Friday Book: The smartest man on Broadway
Friday 11 September 1998
BY MERYLE SECREST, BLOOMSBURY, pounds 17.99
A FUNNY thing happened to Stephen Sondheim on the way to manhood. He met Oscar Hammerstein, a family friend who also wrote the words to Oklahoma!: not a bad start for the leading composer-lyricist in musical theatre today. But, as Meryle Secrest points out, Hammerstein's encouragement was not the only intimation of musical immortality for young Stevie. His father taught him piano, and, by the time he had learnt to shave, Stephen was writing satirical songs.
A much more important factor was a privileged but emotionally barren childhood. In her compendium of Sondheim's life, Secrest starts off with his grandparents: eastern European Jews migrating to New York, surviving economic slumps, making dosh. Born in 1930, Sondheim was brought up in a swanky New York apartment, but had no brothers or sisters and, most of the time, no parents.
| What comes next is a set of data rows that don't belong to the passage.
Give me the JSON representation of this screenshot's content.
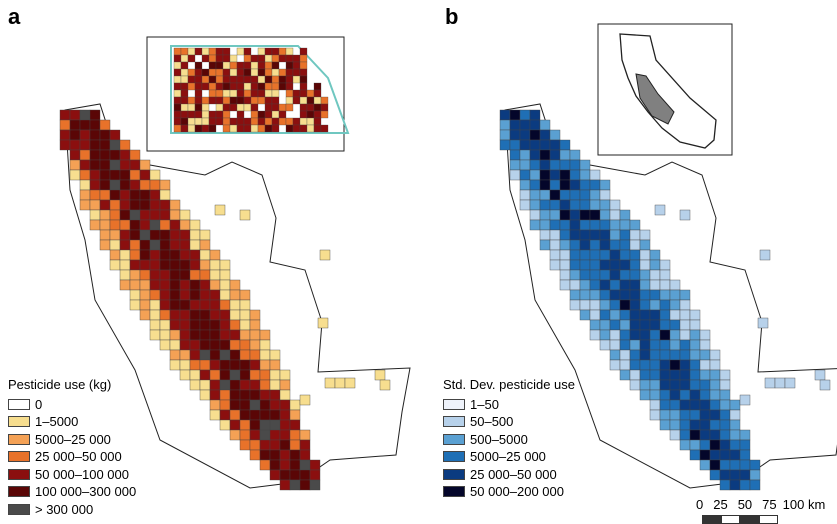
{
  "panels": {
    "a": {
      "label": "a",
      "legend_title": "Pesticide use (kg)",
      "legend": [
        {
          "label": "0",
          "color": "#ffffff"
        },
        {
          "label": "1–5000",
          "color": "#f7de8f"
        },
        {
          "label": "5000–25 000",
          "color": "#f4a155"
        },
        {
          "label": "25 000–50 000",
          "color": "#e8722a"
        },
        {
          "label": "50 000–100 000",
          "color": "#8b0f0f"
        },
        {
          "label": "100 000–300 000",
          "color": "#5a0606"
        },
        {
          "label": "> 300 000",
          "color": "#4a4a4a"
        }
      ]
    },
    "b": {
      "label": "b",
      "legend_title": "Std. Dev. pesticide use",
      "legend": [
        {
          "label": "1–50",
          "color": "#eff3fb"
        },
        {
          "label": "50–500",
          "color": "#b7d1ea"
        },
        {
          "label": "500–5000",
          "color": "#5aa0d2"
        },
        {
          "label": "5000–25 000",
          "color": "#1f6fb5"
        },
        {
          "label": "25 000–50 000",
          "color": "#0b3b80"
        },
        {
          "label": "50 000–200 000",
          "color": "#04062a"
        }
      ]
    }
  },
  "scale_bar": {
    "ticks": [
      "0",
      "25",
      "50",
      "75",
      "100 km"
    ]
  },
  "colors": {
    "inset_highlight": "#6fc7c0",
    "boundary": "#222222",
    "california_fill": "#808080"
  }
}
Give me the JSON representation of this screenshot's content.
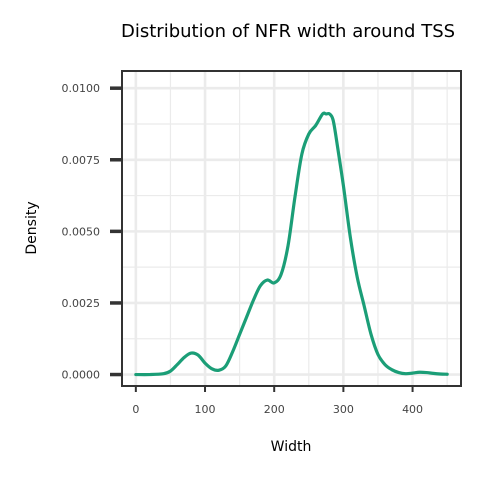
{
  "chart_data": {
    "type": "line",
    "title": "Distribution of NFR width around TSS",
    "xlabel": "Width",
    "ylabel": "Density",
    "xlim": [
      -20,
      470
    ],
    "ylim": [
      -0.0004,
      0.0106
    ],
    "x_ticks": [
      0,
      100,
      200,
      300,
      400
    ],
    "x_tick_labels": [
      "0",
      "100",
      "200",
      "300",
      "400"
    ],
    "y_ticks": [
      0.0,
      0.0025,
      0.005,
      0.0075,
      0.01
    ],
    "y_tick_labels": [
      "0.0000",
      "0.0025",
      "0.0050",
      "0.0075",
      "0.0100"
    ],
    "grid": true,
    "series": [
      {
        "color": "#1b9e77",
        "x": [
          0,
          20,
          40,
          50,
          60,
          70,
          80,
          90,
          100,
          110,
          120,
          130,
          140,
          150,
          160,
          170,
          180,
          190,
          200,
          210,
          220,
          230,
          240,
          250,
          260,
          270,
          275,
          280,
          285,
          290,
          300,
          310,
          320,
          330,
          340,
          350,
          360,
          370,
          380,
          390,
          400,
          410,
          420,
          430,
          440,
          450
        ],
        "y": [
          0.0,
          0.0,
          3e-05,
          0.00012,
          0.00035,
          0.0006,
          0.00075,
          0.00068,
          0.0004,
          0.0002,
          0.00015,
          0.0003,
          0.0008,
          0.0014,
          0.002,
          0.0026,
          0.0031,
          0.0033,
          0.0032,
          0.0035,
          0.0045,
          0.0062,
          0.0077,
          0.0084,
          0.0087,
          0.0091,
          0.0091,
          0.0091,
          0.0089,
          0.0082,
          0.0066,
          0.0048,
          0.0034,
          0.0024,
          0.0014,
          0.0007,
          0.00035,
          0.00017,
          7e-05,
          3e-05,
          5e-05,
          8e-05,
          7e-05,
          4e-05,
          2e-05,
          1e-05
        ]
      }
    ]
  }
}
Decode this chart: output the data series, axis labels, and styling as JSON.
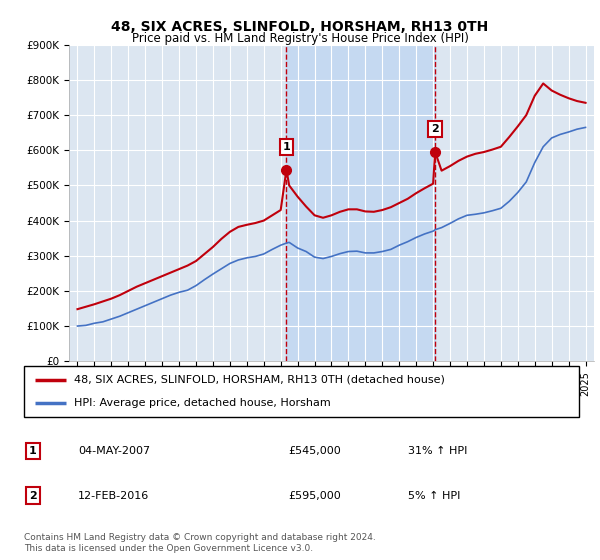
{
  "title": "48, SIX ACRES, SLINFOLD, HORSHAM, RH13 0TH",
  "subtitle": "Price paid vs. HM Land Registry's House Price Index (HPI)",
  "legend_line1": "48, SIX ACRES, SLINFOLD, HORSHAM, RH13 0TH (detached house)",
  "legend_line2": "HPI: Average price, detached house, Horsham",
  "annotation1": {
    "num": "1",
    "date": "04-MAY-2007",
    "price": "£545,000",
    "pct": "31% ↑ HPI"
  },
  "annotation2": {
    "num": "2",
    "date": "12-FEB-2016",
    "price": "£595,000",
    "pct": "5% ↑ HPI"
  },
  "footer": "Contains HM Land Registry data © Crown copyright and database right 2024.\nThis data is licensed under the Open Government Licence v3.0.",
  "marker1_x": 2007.34,
  "marker1_y": 545000,
  "marker2_x": 2016.12,
  "marker2_y": 595000,
  "shade_x1": 2007.34,
  "shade_x2": 2016.12,
  "ylim_bottom": 0,
  "ylim_top": 900000,
  "xlim_left": 1994.5,
  "xlim_right": 2025.5,
  "plot_bg_color": "#dce6f1",
  "shade_color": "#c5d9f1",
  "hpi_line_color": "#4472c4",
  "price_line_color": "#c0000c",
  "marker_color": "#c0000c",
  "grid_color": "#ffffff",
  "hpi_years": [
    1995,
    1995.5,
    1996,
    1996.5,
    1997,
    1997.5,
    1998,
    1998.5,
    1999,
    1999.5,
    2000,
    2000.5,
    2001,
    2001.5,
    2002,
    2002.5,
    2003,
    2003.5,
    2004,
    2004.5,
    2005,
    2005.5,
    2006,
    2006.5,
    2007,
    2007.34,
    2007.5,
    2008,
    2008.5,
    2009,
    2009.5,
    2010,
    2010.5,
    2011,
    2011.5,
    2012,
    2012.5,
    2013,
    2013.5,
    2014,
    2014.5,
    2015,
    2015.5,
    2016,
    2016.12,
    2016.5,
    2017,
    2017.5,
    2018,
    2018.5,
    2019,
    2019.5,
    2020,
    2020.5,
    2021,
    2021.5,
    2022,
    2022.5,
    2023,
    2023.5,
    2024,
    2024.5,
    2025
  ],
  "hpi_values": [
    100000,
    102000,
    108000,
    112000,
    120000,
    128000,
    138000,
    148000,
    158000,
    168000,
    178000,
    188000,
    196000,
    202000,
    215000,
    232000,
    248000,
    263000,
    278000,
    288000,
    294000,
    298000,
    305000,
    318000,
    330000,
    336000,
    338000,
    322000,
    312000,
    296000,
    292000,
    298000,
    306000,
    312000,
    313000,
    308000,
    308000,
    312000,
    318000,
    330000,
    340000,
    352000,
    362000,
    370000,
    374000,
    380000,
    392000,
    405000,
    415000,
    418000,
    422000,
    428000,
    435000,
    455000,
    480000,
    510000,
    565000,
    610000,
    635000,
    645000,
    652000,
    660000,
    665000
  ],
  "price_years": [
    1995,
    1995.5,
    1996,
    1996.5,
    1997,
    1997.5,
    1998,
    1998.5,
    1999,
    1999.5,
    2000,
    2000.5,
    2001,
    2001.5,
    2002,
    2002.5,
    2003,
    2003.5,
    2004,
    2004.5,
    2005,
    2005.5,
    2006,
    2006.5,
    2007,
    2007.34,
    2007.5,
    2008,
    2008.5,
    2009,
    2009.5,
    2010,
    2010.5,
    2011,
    2011.5,
    2012,
    2012.5,
    2013,
    2013.5,
    2014,
    2014.5,
    2015,
    2015.5,
    2016,
    2016.12,
    2016.5,
    2017,
    2017.5,
    2018,
    2018.5,
    2019,
    2019.5,
    2020,
    2020.5,
    2021,
    2021.5,
    2022,
    2022.5,
    2023,
    2023.5,
    2024,
    2024.5,
    2025
  ],
  "price_values": [
    148000,
    155000,
    162000,
    170000,
    178000,
    188000,
    200000,
    212000,
    222000,
    232000,
    242000,
    252000,
    262000,
    272000,
    285000,
    305000,
    325000,
    348000,
    368000,
    382000,
    388000,
    393000,
    400000,
    415000,
    430000,
    545000,
    500000,
    468000,
    440000,
    415000,
    408000,
    415000,
    425000,
    432000,
    432000,
    426000,
    425000,
    430000,
    438000,
    450000,
    462000,
    478000,
    492000,
    505000,
    595000,
    542000,
    555000,
    570000,
    582000,
    590000,
    595000,
    602000,
    610000,
    638000,
    668000,
    700000,
    755000,
    790000,
    770000,
    758000,
    748000,
    740000,
    735000
  ],
  "xticks": [
    1995,
    1996,
    1997,
    1998,
    1999,
    2000,
    2001,
    2002,
    2003,
    2004,
    2005,
    2006,
    2007,
    2008,
    2009,
    2010,
    2011,
    2012,
    2013,
    2014,
    2015,
    2016,
    2017,
    2018,
    2019,
    2020,
    2021,
    2022,
    2023,
    2024,
    2025
  ]
}
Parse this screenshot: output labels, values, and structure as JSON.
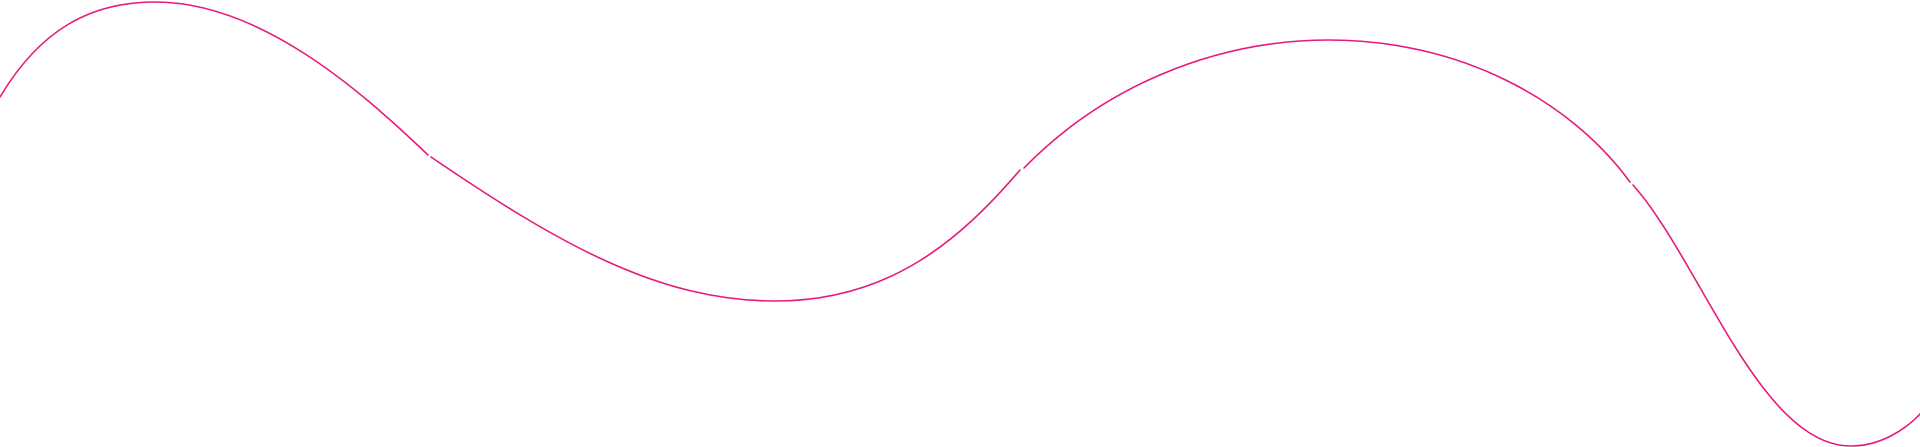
{
  "decoration": {
    "line_color": "#e8197d",
    "icon": "wavy-line"
  }
}
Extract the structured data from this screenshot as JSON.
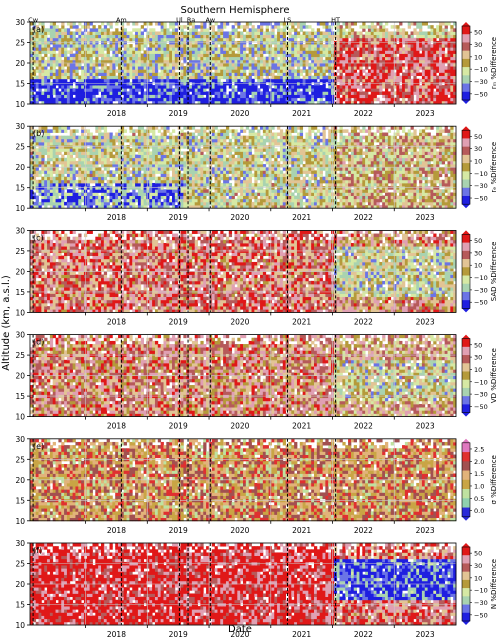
{
  "figure": {
    "title": "Southern Hemisphere",
    "xlabel": "Date",
    "ylabel": "Altitude (km, a.s.l.)"
  },
  "events": [
    {
      "label": "Cw",
      "date": 2017.15
    },
    {
      "label": "Am",
      "date": 2018.58
    },
    {
      "label": "Ul",
      "date": 2019.52
    },
    {
      "label": "Ra",
      "date": 2019.66
    },
    {
      "label": "Aw",
      "date": 2020.02
    },
    {
      "label": "LS",
      "date": 2021.27
    },
    {
      "label": "HT",
      "date": 2022.05
    }
  ],
  "colors": {
    "diverging": [
      "#1f1fe0",
      "#6b74e6",
      "#a9d3b0",
      "#d6e9a4",
      "#b59a3a",
      "#e2c495",
      "#b65a5a",
      "#e0a0b3",
      "#e01818"
    ],
    "sequential": [
      "#2b2bd8",
      "#8fd0ae",
      "#bfe2a0",
      "#c9a545",
      "#e2b37a",
      "#a25050",
      "#e03030",
      "#e078c0"
    ],
    "grid": "#cccccc"
  },
  "chart_data": [
    {
      "type": "heatmap",
      "panel": "(a)",
      "cbar_label": "rₘ %Difference",
      "xlim": [
        2017.1,
        2024.0
      ],
      "ylim": [
        10,
        30
      ],
      "x_ticks": [
        "2018",
        "2019",
        "2020",
        "2021",
        "2022",
        "2023"
      ],
      "y_ticks": [
        "10",
        "15",
        "20",
        "25",
        "30"
      ],
      "cbar_ticks": [
        "50",
        "30",
        "10",
        "−10",
        "−30",
        "−50"
      ],
      "cbar_range": [
        -50,
        50
      ],
      "palette": "diverging",
      "mean_difference": -8.0,
      "regimes": [
        {
          "date": [
            2017.1,
            2022.0
          ],
          "altitude": [
            10,
            16
          ],
          "value": -45
        },
        {
          "date": [
            2017.1,
            2022.0
          ],
          "altitude": [
            16,
            30
          ],
          "value": -12
        },
        {
          "date": [
            2022.0,
            2024.0
          ],
          "altitude": [
            10,
            26
          ],
          "value": 35
        },
        {
          "date": [
            2022.0,
            2024.0
          ],
          "altitude": [
            26,
            30
          ],
          "value": 0
        }
      ]
    },
    {
      "type": "heatmap",
      "panel": "(b)",
      "cbar_label": "rₑ %Difference",
      "xlim": [
        2017.1,
        2024.0
      ],
      "ylim": [
        10,
        30
      ],
      "x_ticks": [
        "2018",
        "2019",
        "2020",
        "2021",
        "2022",
        "2023"
      ],
      "y_ticks": [
        "10",
        "15",
        "20",
        "25",
        "30"
      ],
      "cbar_ticks": [
        "50",
        "30",
        "10",
        "−10",
        "−30",
        "−50"
      ],
      "cbar_range": [
        -50,
        50
      ],
      "palette": "diverging",
      "mean_difference": -5.0,
      "regimes": [
        {
          "date": [
            2017.1,
            2019.6
          ],
          "altitude": [
            10,
            16
          ],
          "value": -30
        },
        {
          "date": [
            2017.1,
            2022.0
          ],
          "altitude": [
            16,
            30
          ],
          "value": -8
        },
        {
          "date": [
            2022.0,
            2024.0
          ],
          "altitude": [
            10,
            30
          ],
          "value": 5
        }
      ]
    },
    {
      "type": "heatmap",
      "panel": "(c)",
      "cbar_label": "SAD %Difference",
      "xlim": [
        2017.1,
        2024.0
      ],
      "ylim": [
        10,
        30
      ],
      "x_ticks": [
        "2018",
        "2019",
        "2020",
        "2021",
        "2022",
        "2023"
      ],
      "y_ticks": [
        "10",
        "15",
        "20",
        "25",
        "30"
      ],
      "cbar_ticks": [
        "50",
        "30",
        "10",
        "−10",
        "−30",
        "−50"
      ],
      "cbar_range": [
        -50,
        50
      ],
      "palette": "diverging",
      "mean_difference": 20.0,
      "regimes": [
        {
          "date": [
            2017.1,
            2022.0
          ],
          "altitude": [
            10,
            30
          ],
          "value": 28
        },
        {
          "date": [
            2022.0,
            2024.0
          ],
          "altitude": [
            14,
            26
          ],
          "value": -8
        }
      ]
    },
    {
      "type": "heatmap",
      "panel": "(d)",
      "cbar_label": "VD %Difference",
      "xlim": [
        2017.1,
        2024.0
      ],
      "ylim": [
        10,
        30
      ],
      "x_ticks": [
        "2018",
        "2019",
        "2020",
        "2021",
        "2022",
        "2023"
      ],
      "y_ticks": [
        "10",
        "15",
        "20",
        "25",
        "30"
      ],
      "cbar_ticks": [
        "50",
        "30",
        "10",
        "−10",
        "−30",
        "−50"
      ],
      "cbar_range": [
        -50,
        50
      ],
      "palette": "diverging",
      "mean_difference": 12.0,
      "regimes": [
        {
          "date": [
            2017.1,
            2022.0
          ],
          "altitude": [
            10,
            30
          ],
          "value": 22
        },
        {
          "date": [
            2022.0,
            2024.0
          ],
          "altitude": [
            14,
            24
          ],
          "value": -5
        }
      ]
    },
    {
      "type": "heatmap",
      "panel": "(e)",
      "cbar_label": "σ %Difference",
      "xlim": [
        2017.1,
        2024.0
      ],
      "ylim": [
        10,
        30
      ],
      "x_ticks": [
        "2018",
        "2019",
        "2020",
        "2021",
        "2022",
        "2023"
      ],
      "y_ticks": [
        "10",
        "15",
        "20",
        "25",
        "30"
      ],
      "cbar_ticks": [
        "2.5",
        "2.0",
        "1.5",
        "1.0",
        "0.5",
        "0.0"
      ],
      "cbar_range": [
        0,
        2.75
      ],
      "palette": "sequential",
      "mean_difference": 1.5,
      "regimes": [
        {
          "date": [
            2017.1,
            2024.0
          ],
          "altitude": [
            10,
            30
          ],
          "value": 1.6
        }
      ]
    },
    {
      "type": "heatmap",
      "panel": "(f)",
      "cbar_label": "N %Difference",
      "xlim": [
        2017.1,
        2024.0
      ],
      "ylim": [
        10,
        30
      ],
      "x_ticks": [
        "2018",
        "2019",
        "2020",
        "2021",
        "2022",
        "2023"
      ],
      "y_ticks": [
        "10",
        "15",
        "20",
        "25",
        "30"
      ],
      "cbar_ticks": [
        "50",
        "30",
        "10",
        "−10",
        "−30",
        "−50"
      ],
      "cbar_range": [
        -50,
        50
      ],
      "palette": "diverging",
      "mean_difference": 30.0,
      "regimes": [
        {
          "date": [
            2017.1,
            2022.0
          ],
          "altitude": [
            10,
            30
          ],
          "value": 45
        },
        {
          "date": [
            2022.0,
            2024.0
          ],
          "altitude": [
            10,
            16
          ],
          "value": 30
        },
        {
          "date": [
            2022.0,
            2024.0
          ],
          "altitude": [
            16,
            26
          ],
          "value": -40
        }
      ]
    }
  ]
}
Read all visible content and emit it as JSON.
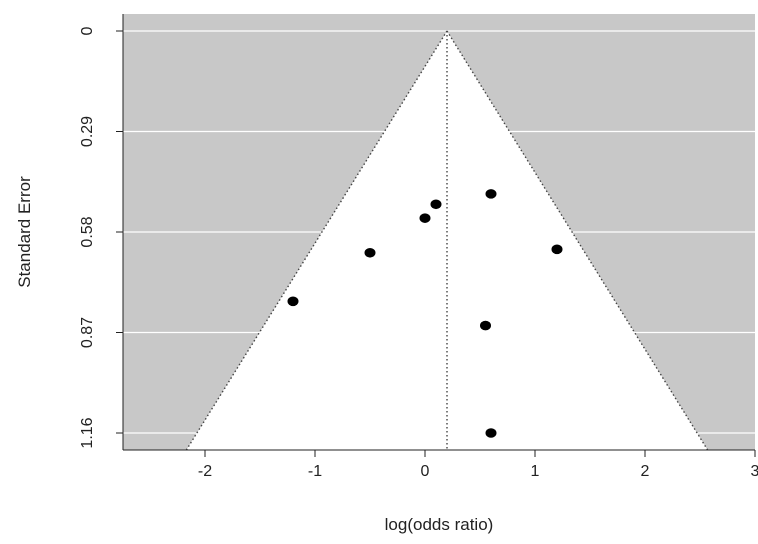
{
  "chart_data": {
    "type": "scatter",
    "subtype": "funnel-plot",
    "title": "",
    "xlabel": "log(odds ratio)",
    "ylabel": "Standard Error",
    "xlim": [
      -2.75,
      3.0
    ],
    "ylim": [
      0,
      1.16
    ],
    "y_reversed": true,
    "x_ticks": [
      -2,
      -1,
      0,
      1,
      2,
      3
    ],
    "x_tick_labels": [
      "-2",
      "-1",
      "0",
      "1",
      "2",
      "3"
    ],
    "y_ticks": [
      0,
      0.29,
      0.58,
      0.87,
      1.16
    ],
    "y_tick_labels": [
      "0",
      "0.29",
      "0.58",
      "0.87",
      "1.16"
    ],
    "grid": true,
    "pooled_estimate": 0.2,
    "funnel_z": 1.96,
    "colors": {
      "region_outside": "#c8c8c8",
      "region_inside": "#ffffff",
      "gridline": "#ffffff",
      "points": "#000000",
      "funnel_line": "#444444"
    },
    "points": [
      {
        "x": 0.6,
        "y": 0.47
      },
      {
        "x": 0.1,
        "y": 0.5
      },
      {
        "x": 0.0,
        "y": 0.54
      },
      {
        "x": 1.2,
        "y": 0.63
      },
      {
        "x": -0.5,
        "y": 0.64
      },
      {
        "x": -1.2,
        "y": 0.78
      },
      {
        "x": 0.55,
        "y": 0.85
      },
      {
        "x": 0.6,
        "y": 1.16
      }
    ]
  }
}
The biggest blow came when he was 10. His father traded his wife, the pretentious and vain Foxy, for a younger model, and Stevie was left with a mother who never got over the divorce. He is convinced that she used to flash her knickers and her cleavage at him. On this point, Secrest's bits of explanatory psychobabble are less revealing than her anecdotes of Sondheim's later "Don't touch me" attitude to women.
Although, when told about his homosexuality, Princess Alexandra once called him "rather a sad man", Sondheim does not appear to have had many problems with his sexual, as opposed to his emotional, orientation. In a series of sensitive discussions with Secrest, he talks frankly about his feelings of remoteness as well as his romantic crushes.
Secrest thinks that Sondheim's turbulent relationship with Foxy explains his wary attitude to women, though it probably just explains his general fear of any kind of emotional exposure. When Sondheim fell deeply in love with Peter Jones, a much younger man, it was a year before he gave him his private telephone number. At this stage, Sondheim was no callow youth: he was in his sixties.
Clearly, Sondheim has been married to Mummy for his much of his life. Only once their relationship degenerated - when he was in his forties - did he make a decisive break with Foxy. Even then, it took a letter from her which said "The only regret I have in life is giving you birth" to provoke the split. Ever dutiful, he gave her $80,000 a year until she died in 1992, but he claims not to know where she is buried.
A privileged childhood devoid of warmth, buffs might argue, helps if you want to write cool, satirical musicals. In Company, the lyrics of "The Little Things You Do Together" include "the children you destroy together" and "getting a divorce together". But other aspects of Sondheim's personality are equally important. In Sunday in the Park with George, the protagonist, the painter Georges Seurat, is shown as a rebel against artistic convention, sharing with his creator a fierce desire to break new ground. Sondheim's work depended as much on iron wit as on irony.
Not for him the schmaltz of traditional musicals, though his lyrics can be lush. Just think of "Someone in a Tree" from Pacific Overtures or "Tonight" from West Side Story. With a public persona that is suave and sophisticated, Sondheim has invariably attracted labels such as "smart" and "intellectual". But few writers have worked so hard at their talent. With painstaking detail, Secrest shows just how much perspiration went into his 800 songs.
After Sondheim met Hal Prince at a 1949 Rodgers and Hammerstein premiere, they created the concept musical - though Secrest has little to say about how culturally innovative this was. The wicked mix of parody and social comment in A Funny Thing Happened on the Way to the Forum, Follies, Sweeney Todd, A Little Night Music, and Assassins does not escape her, but her commentary on creativity can seem a bit trite.
Behind the mask of urbane artistry, Secrest reveals an unhappy man. Colleagues call him "surly", "bitter" and "aloof" - and perhaps other things that cannot be printed. He used to drink heavily, though his drug-taking (pot, LSD and coke) was more discreet and controlled than his temper and his tears. Predictably, success made him quite the poor little rich boy
Based on solid research and extensive conversations with Sondheim, his family, friends and lovers, this is the best book about his life so far. Some of the anecdotes may be familiar, but - with its scores of telling photographs - this is an amusing and readable account of the man and his work. Odd to think that Sondheim, a 68-year-old master musician, still can't whistle. His 1964 flop, Anyone Can Whistle, gives us a clue as to why. The heroine is unable to whistle because she won't "lower my guard" and "learn to be free". Come on, Stephen: there's still time to learn.